Spring finally arrives, and we are all eager to get out on the water. The rowers are very strong by this point, their muscles being built up after lifting thousands of pounds over the winter. We are generally on the water for a few days before heading down to Virginia for a very intense week of training on the Occoquan Reservoir. While most of our classmates are heading for a spring break of ``fun in the sun,'' we are holding two practices a day to get ready for an exciting season of sprints, shorter and faster races than in the fall.

Even with the fall season behind me, I was a bit nervous as I began my first spring campaign on the varsity squad. I couldn't help thinking about the fact that I was the least experienced coxswain, and that the rowers I was giving commands to knew a lot more than I did. As the week progressed, however, I gained more confidence - though it certainly was tested one day when we hit a pole in the water which I did not see because of the sun's glare!

Finally our first race arrives: the annual Lake Waban Sprints held on campus. As we sit on the starting line, my head is spinning with everything Betsy has said, and with all of the things the rowers want me to say during the race. My heart is pounding, yet I tell my rowers to relax. There is a rather strong wind so I keep adjusting my course. Finally there is a countdown start, the blades dig deeper, and the shell begins to sail through the water.
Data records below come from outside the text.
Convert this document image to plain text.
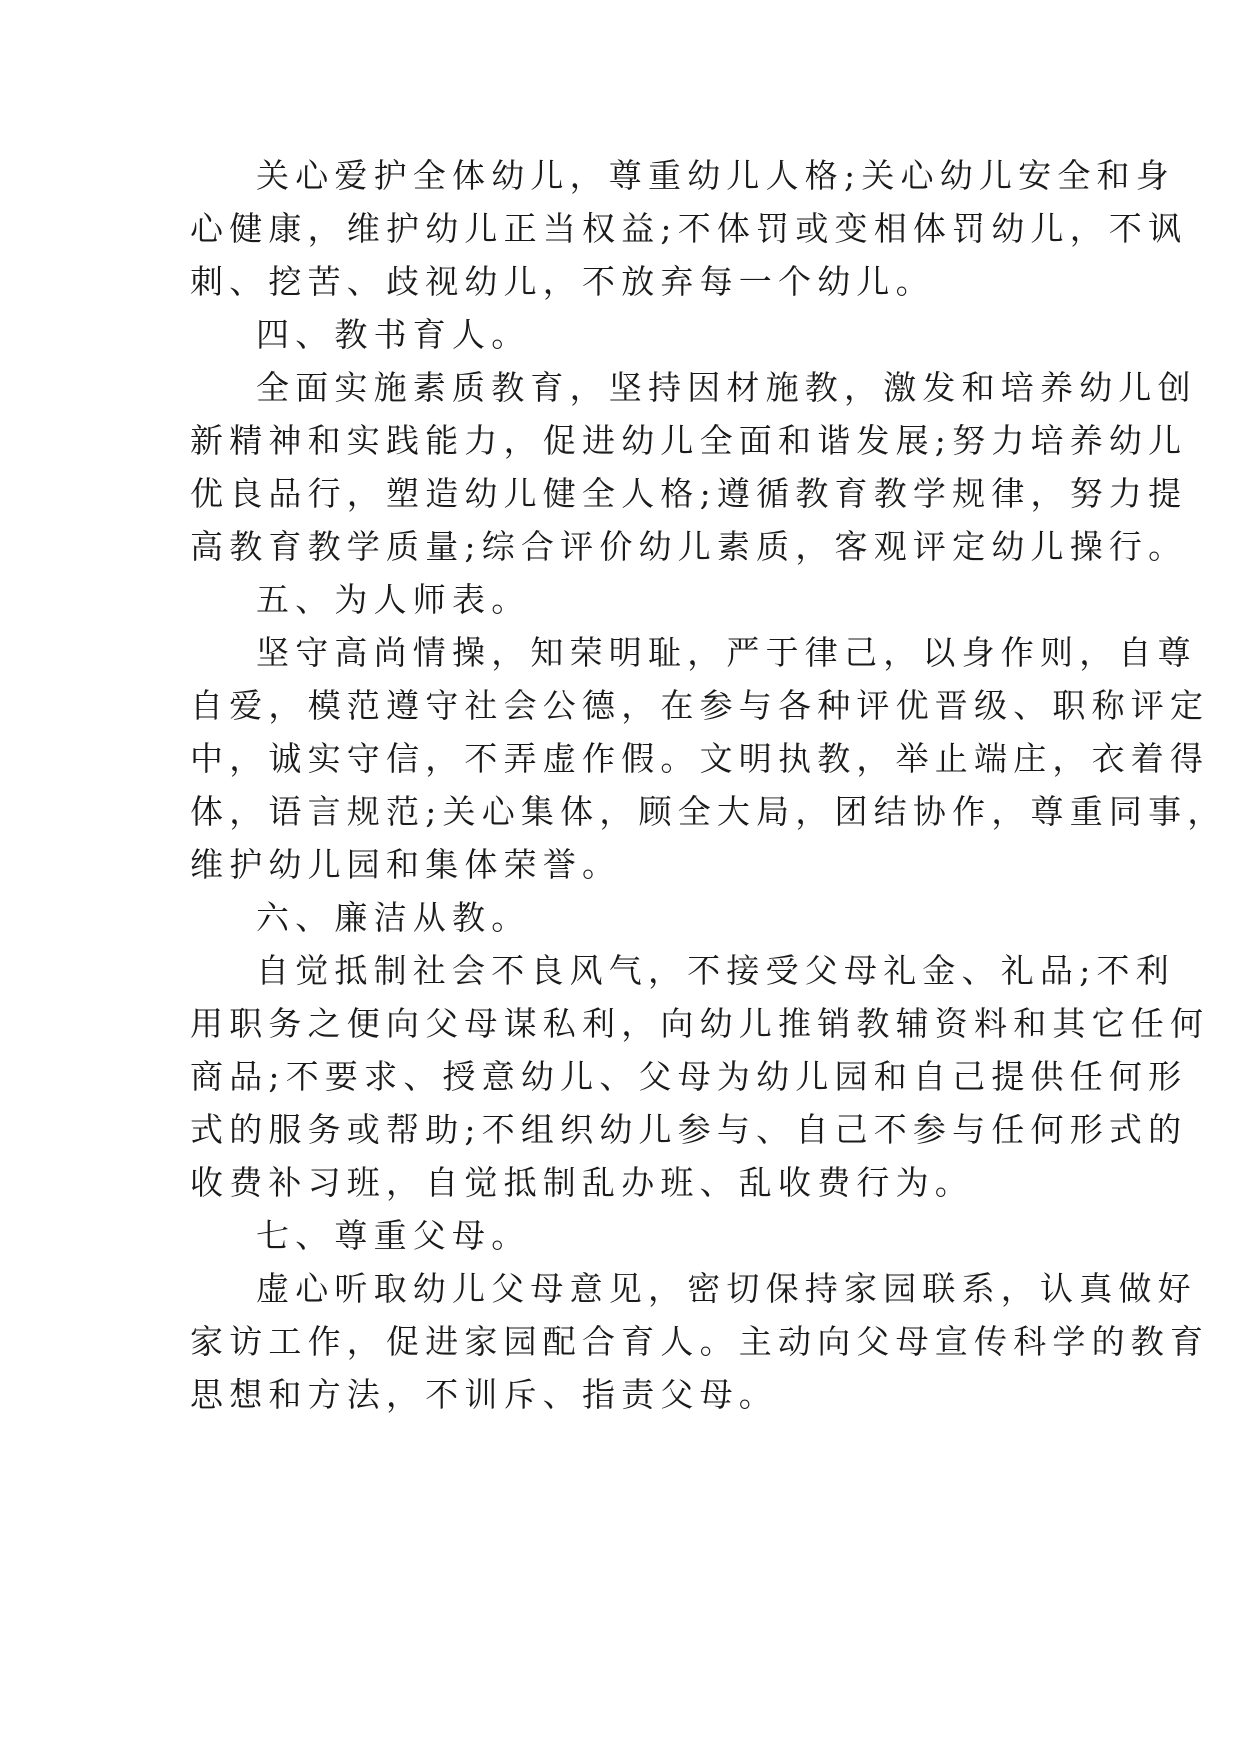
关心爱护全体幼儿，尊重幼儿人格;关心幼儿安全和身
心健康，维护幼儿正当权益;不体罚或变相体罚幼儿，不讽
刺、挖苦、歧视幼儿，不放弃每一个幼儿。
四、教书育人。
全面实施素质教育，坚持因材施教，激发和培养幼儿创
新精神和实践能力，促进幼儿全面和谐发展;努力培养幼儿
优良品行，塑造幼儿健全人格;遵循教育教学规律，努力提
高教育教学质量;综合评价幼儿素质，客观评定幼儿操行。
五、为人师表。
坚守高尚情操，知荣明耻，严于律己，以身作则，自尊
自爱，模范遵守社会公德，在参与各种评优晋级、职称评定
中，诚实守信，不弄虚作假。文明执教，举止端庄，衣着得
体，语言规范;关心集体，顾全大局，团结协作，尊重同事，
维护幼儿园和集体荣誉。
六、廉洁从教。
自觉抵制社会不良风气，不接受父母礼金、礼品;不利
用职务之便向父母谋私利，向幼儿推销教辅资料和其它任何
商品;不要求、授意幼儿、父母为幼儿园和自己提供任何形
式的服务或帮助;不组织幼儿参与、自己不参与任何形式的
收费补习班，自觉抵制乱办班、乱收费行为。
七、尊重父母。
虚心听取幼儿父母意见，密切保持家园联系，认真做好
家访工作，促进家园配合育人。主动向父母宣传科学的教育
思想和方法，不训斥、指责父母。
For the next 3 minutes (the lake course is only 900 meters long) I yell at those four athletes in front of me to slam their legs down harder yet stay relaxed, to keep perfect technique, and to put open water between us and the other two shells in that race. We are neck and neck with another Wellesley shell for most of the race, but in the last few strokes we make an all-out effort to get to that finish line first: we win by half a second.

Not all races are as close as that one. Sometimes a shell will beat us by boat lengths, but we also beat some shells by boat lengths. Yet every race prepares us a little more for the Eastern Sprints, a regatta for women held on Lake Waramaug in western Connecticut.
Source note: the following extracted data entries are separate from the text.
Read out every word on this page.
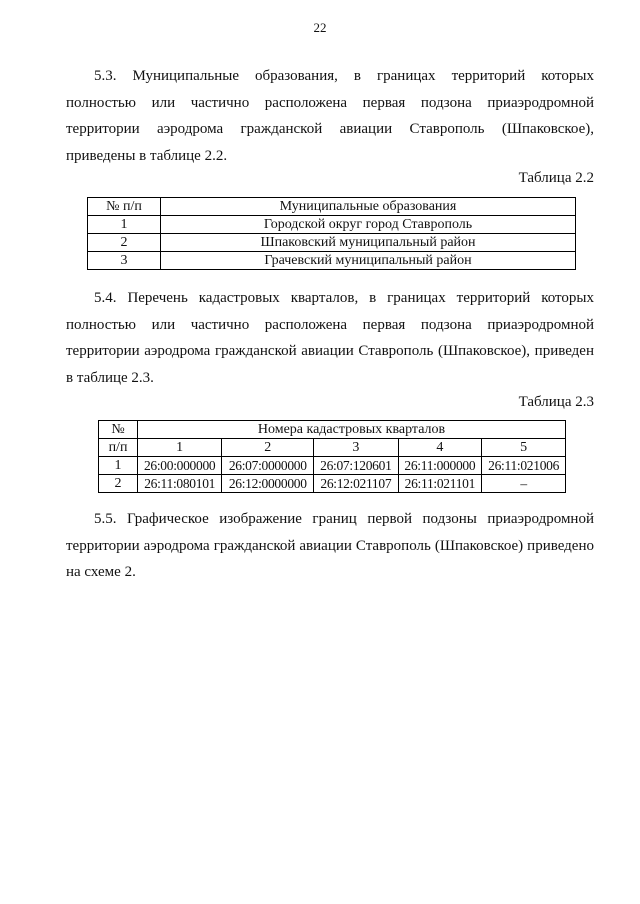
22

5.3. Муниципальные образования, в границах территорий которых полностью или частично расположена первая подзона приаэродромной территории аэродрома гражданской авиации Ставрополь (Шпаковское), приведены в таблице 2.2.

Таблица 2.2
№ п/п	Муниципальные образования
1	Городской округ город Ставрополь
2	Шпаковский муниципальный район
3	Грачевский муниципальный район

5.4. Перечень кадастровых кварталов, в границах территорий которых полностью или частично расположена первая подзона приаэродромной территории аэродрома гражданской авиации Ставрополь (Шпаковское), приведен в таблице 2.3.

Таблица 2.3
№	Номера кадастровых кварталов				
п/п	1	2	3	4	5
1	26:00:000000	26:07:0000000	26:07:120601	26:11:000000	26:11:021006
2	26:11:080101	26:12:0000000	26:12:021107	26:11:021101	–

5.5. Графическое изображение границ первой подзоны приаэродромной территории аэродрома гражданской авиации Ставрополь (Шпаковское) приведено на схеме 2.
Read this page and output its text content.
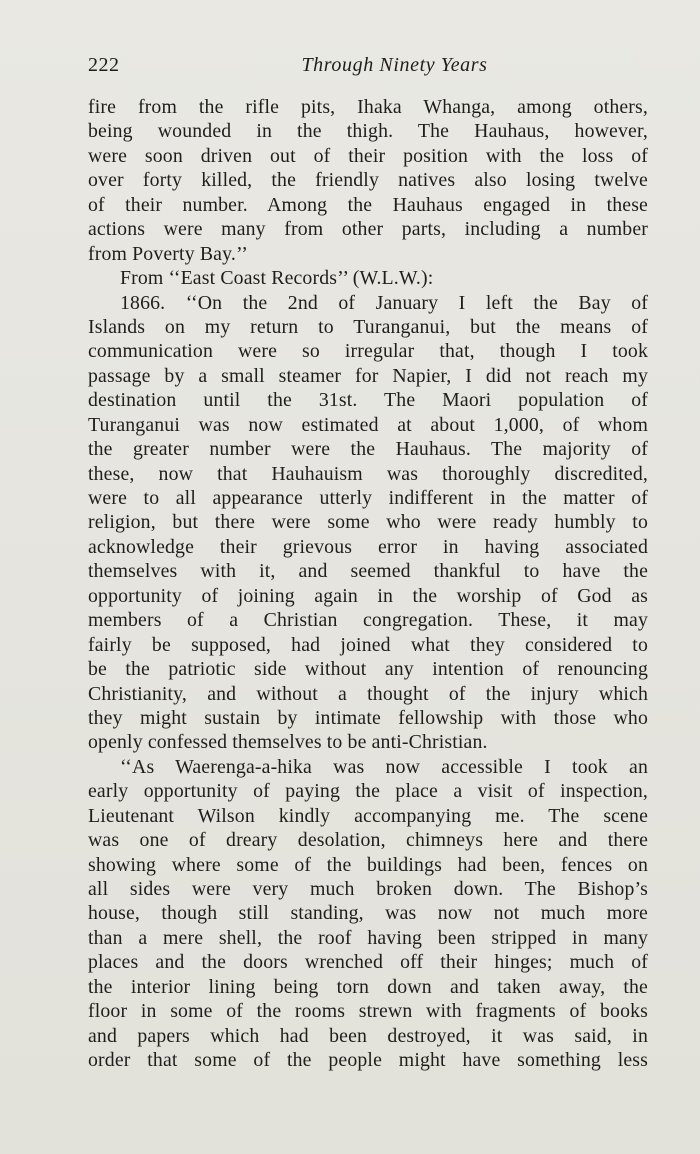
222	Through Ninety Years
fire from the rifle pits, Ihaka Whanga, among others,
being wounded in the thigh. The Hauhaus, however,
were soon driven out of their position with the loss of
over forty killed, the friendly natives also losing twelve
of their number. Among the Hauhaus engaged in these
actions were many from other parts, including a number
from Poverty Bay.’’
From ‘‘East Coast Records’’ (W.L.W.):
1866. ‘‘On the 2nd of January I left the Bay of
Islands on my return to Turanganui, but the means of
communication were so irregular that, though I took
passage by a small steamer for Napier, I did not reach my
destination until the 31st. The Maori population of
Turanganui was now estimated at about 1,000, of whom
the greater number were the Hauhaus. The majority of
these, now that Hauhauism was thoroughly discredited,
were to all appearance utterly indifferent in the matter of
religion, but there were some who were ready humbly to
acknowledge their grievous error in having associated
themselves with it, and seemed thankful to have the
opportunity of joining again in the worship of God as
members of a Christian congregation. These, it may
fairly be supposed, had joined what they considered to
be the patriotic side without any intention of renouncing
Christianity, and without a thought of the injury which
they might sustain by intimate fellowship with those who
openly confessed themselves to be anti-Christian.
‘‘As Waerenga-a-hika was now accessible I took an
early opportunity of paying the place a visit of inspection,
Lieutenant Wilson kindly accompanying me. The scene
was one of dreary desolation, chimneys here and there
showing where some of the buildings had been, fences on
all sides were very much broken down. The Bishop’s
house, though still standing, was now not much more
than a mere shell, the roof having been stripped in many
places and the doors wrenched off their hinges; much of
the interior lining being torn down and taken away, the
floor in some of the rooms strewn with fragments of books
and papers which had been destroyed, it was said, in
order that some of the people might have something less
My novice year at Eastern Sprints last spring had been highly successful, as Wellesley had finished 1-2 in the novice event, with my shell winning the silver medal. This year the varsity competition was tougher, but we had confidence, and we were strong. If I could just keep them pushing hard, staying relaxed with a long stroke, and maintaining that technique, we could medal, I kept telling myself.
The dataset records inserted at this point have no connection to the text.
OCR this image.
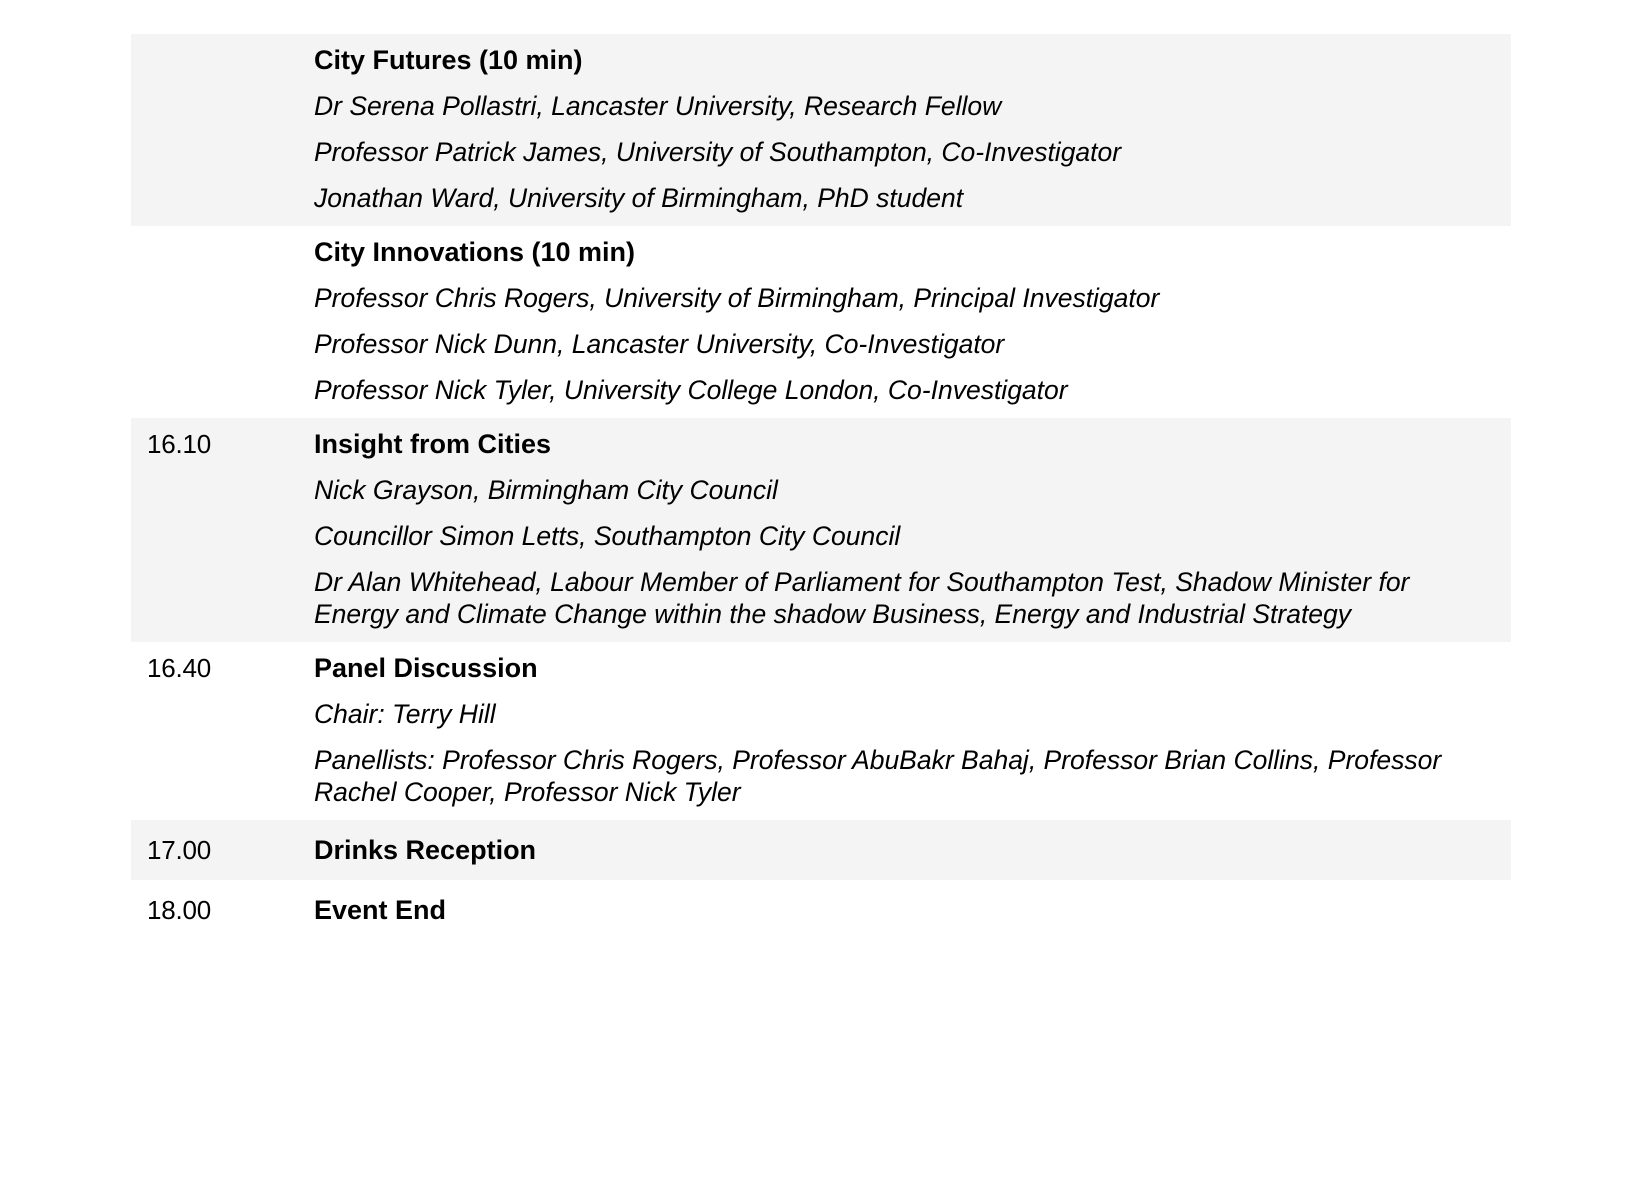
City Futures (10 min)
Dr Serena Pollastri, Lancaster University, Research Fellow
Professor Patrick James, University of Southampton, Co-Investigator
Jonathan Ward, University of Birmingham, PhD student
City Innovations (10 min)
Professor Chris Rogers, University of Birmingham, Principal Investigator
Professor Nick Dunn, Lancaster University, Co-Investigator
Professor Nick Tyler, University College London, Co-Investigator
16.10	Insight from Cities
Nick Grayson, Birmingham City Council
Councillor Simon Letts, Southampton City Council
Dr Alan Whitehead, Labour Member of Parliament for Southampton Test, Shadow Minister for Energy and Climate Change within the shadow Business, Energy and Industrial Strategy
16.40	Panel Discussion
Chair: Terry Hill
Panellists: Professor Chris Rogers, Professor AbuBakr Bahaj, Professor Brian Collins, Professor Rachel Cooper, Professor Nick Tyler
17.00	Drinks Reception
18.00	Event End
In the middle of the finals race in the afternoon when we were slipping back, I told them to ``Go for the gold!'' and they pushed even harder though their legs were burning. We gave it everything we had until the very end, but the other crews were faster, and we came in fourth, missing the bronze medal by a little more than a boat length.

It is an incredible feeling to win, and it is very discouraging to lose after training for so long. But despite all the cold, wet, early-morning practices when everything seems to go wrong, there are those mornings when the sun is shining, the water is like glass, and the shell slips through the water in a perfect rowing motion. It is then that I know why I am here.